Lookback Lens: Detecting and Mitigating Contextual Hallucinations in Large Language Models Using Only Attention Maps
Chuang, Yung-Sung, Qiu, Linlu, Hsieh, Cheng-Yu, Krishna, Ranjay, Kim, Yoon, Glass, James
When asked to summarize articles or answer questions given a passage, large language models (LLMs) can hallucinate details and respond with unsubstantiated answers that are inaccurate with respect to the input context.

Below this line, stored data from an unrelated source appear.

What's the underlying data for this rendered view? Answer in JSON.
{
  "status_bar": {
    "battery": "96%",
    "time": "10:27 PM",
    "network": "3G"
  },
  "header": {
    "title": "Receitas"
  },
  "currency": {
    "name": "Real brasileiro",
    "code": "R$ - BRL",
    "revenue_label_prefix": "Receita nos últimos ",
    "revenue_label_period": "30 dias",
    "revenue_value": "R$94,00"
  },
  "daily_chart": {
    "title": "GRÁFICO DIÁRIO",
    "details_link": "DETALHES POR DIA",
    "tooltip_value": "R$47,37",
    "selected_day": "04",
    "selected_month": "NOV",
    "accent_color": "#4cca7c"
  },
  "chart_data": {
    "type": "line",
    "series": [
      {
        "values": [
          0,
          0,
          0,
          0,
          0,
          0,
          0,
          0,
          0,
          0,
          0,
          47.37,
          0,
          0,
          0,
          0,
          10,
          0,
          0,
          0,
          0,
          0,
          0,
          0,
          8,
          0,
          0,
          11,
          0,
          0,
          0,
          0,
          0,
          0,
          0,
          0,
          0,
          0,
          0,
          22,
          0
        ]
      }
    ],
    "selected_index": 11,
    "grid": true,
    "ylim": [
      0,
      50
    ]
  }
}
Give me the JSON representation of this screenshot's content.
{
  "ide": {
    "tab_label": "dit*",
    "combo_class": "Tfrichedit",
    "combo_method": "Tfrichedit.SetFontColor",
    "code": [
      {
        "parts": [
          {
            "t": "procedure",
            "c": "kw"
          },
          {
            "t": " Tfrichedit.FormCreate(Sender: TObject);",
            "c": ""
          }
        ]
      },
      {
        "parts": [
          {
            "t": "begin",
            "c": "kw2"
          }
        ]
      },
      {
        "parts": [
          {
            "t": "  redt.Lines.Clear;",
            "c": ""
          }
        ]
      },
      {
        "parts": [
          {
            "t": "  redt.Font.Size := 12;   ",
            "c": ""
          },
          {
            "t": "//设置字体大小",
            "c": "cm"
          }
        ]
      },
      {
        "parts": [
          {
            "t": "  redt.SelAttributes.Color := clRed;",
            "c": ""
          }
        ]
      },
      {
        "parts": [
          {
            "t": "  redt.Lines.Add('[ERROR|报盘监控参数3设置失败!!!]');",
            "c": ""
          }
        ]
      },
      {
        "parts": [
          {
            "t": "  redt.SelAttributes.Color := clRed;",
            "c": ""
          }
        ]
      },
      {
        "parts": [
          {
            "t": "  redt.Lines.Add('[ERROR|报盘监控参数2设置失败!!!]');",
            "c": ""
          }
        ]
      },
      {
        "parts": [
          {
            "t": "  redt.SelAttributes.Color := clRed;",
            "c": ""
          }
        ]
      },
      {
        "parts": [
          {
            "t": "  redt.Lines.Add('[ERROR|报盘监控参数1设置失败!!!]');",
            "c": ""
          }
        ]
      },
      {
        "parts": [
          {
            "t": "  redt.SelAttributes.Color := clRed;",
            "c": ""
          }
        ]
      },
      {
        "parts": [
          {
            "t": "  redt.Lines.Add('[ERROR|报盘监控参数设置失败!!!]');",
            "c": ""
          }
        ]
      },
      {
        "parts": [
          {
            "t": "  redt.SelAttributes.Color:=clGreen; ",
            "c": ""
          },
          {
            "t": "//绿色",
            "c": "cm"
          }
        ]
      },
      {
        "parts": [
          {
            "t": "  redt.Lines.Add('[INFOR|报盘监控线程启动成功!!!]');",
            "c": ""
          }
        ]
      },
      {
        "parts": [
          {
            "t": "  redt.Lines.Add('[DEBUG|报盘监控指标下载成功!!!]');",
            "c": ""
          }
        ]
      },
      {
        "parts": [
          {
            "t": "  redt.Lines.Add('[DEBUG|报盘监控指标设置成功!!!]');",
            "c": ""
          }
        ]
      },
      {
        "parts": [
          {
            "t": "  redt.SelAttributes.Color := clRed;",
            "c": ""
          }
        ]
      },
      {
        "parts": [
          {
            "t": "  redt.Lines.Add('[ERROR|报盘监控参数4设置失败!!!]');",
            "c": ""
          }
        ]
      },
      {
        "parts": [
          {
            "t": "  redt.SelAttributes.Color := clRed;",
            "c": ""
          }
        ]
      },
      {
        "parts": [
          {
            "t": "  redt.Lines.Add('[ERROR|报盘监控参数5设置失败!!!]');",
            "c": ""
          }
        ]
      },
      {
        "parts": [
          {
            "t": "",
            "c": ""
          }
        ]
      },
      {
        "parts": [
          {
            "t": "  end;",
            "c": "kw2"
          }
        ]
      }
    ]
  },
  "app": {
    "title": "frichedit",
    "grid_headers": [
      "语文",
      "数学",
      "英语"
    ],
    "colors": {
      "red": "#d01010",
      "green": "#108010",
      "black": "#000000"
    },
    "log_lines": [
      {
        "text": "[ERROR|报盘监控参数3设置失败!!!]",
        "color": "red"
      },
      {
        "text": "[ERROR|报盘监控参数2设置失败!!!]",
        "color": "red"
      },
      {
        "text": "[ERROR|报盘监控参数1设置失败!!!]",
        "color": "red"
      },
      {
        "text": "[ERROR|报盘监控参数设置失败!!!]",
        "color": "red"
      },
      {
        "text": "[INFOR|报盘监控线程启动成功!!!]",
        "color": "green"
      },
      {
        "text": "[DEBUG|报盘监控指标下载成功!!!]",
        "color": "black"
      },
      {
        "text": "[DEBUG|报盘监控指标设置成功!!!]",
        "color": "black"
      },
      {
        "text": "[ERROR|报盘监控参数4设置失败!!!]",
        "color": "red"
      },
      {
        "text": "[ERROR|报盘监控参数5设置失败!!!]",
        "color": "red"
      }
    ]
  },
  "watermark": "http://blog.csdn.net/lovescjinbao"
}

This paper describes a simple approach for detecting such contextual hallucinations. We hypothesize that contextual hallucinations are related to the extent to which an LLM attends to information in the provided context versus its own generations. Based on this intuition, we propose a simple hallucination detection model whose input features are given by the ratio of attention weights on the context versus newly generated tokens (for each attention head). We find that a linear classifier based on these lookback ratio features is as effective as a richer detector that utilizes the entire hidden states of an LLM or a text-based entailment model. The lookback ratio-based detector -- Lookback Lens -- is found to transfer across tasks and even models, allowing a detector that is trained on a 7B model to be applied (without retraining) to a larger 13B model. We further apply this detector to mitigate contextual hallucinations, and find that a simple classifier-guided decoding approach is able to reduce the amount of hallucination, for example by 9.6% in the XSum summarization task.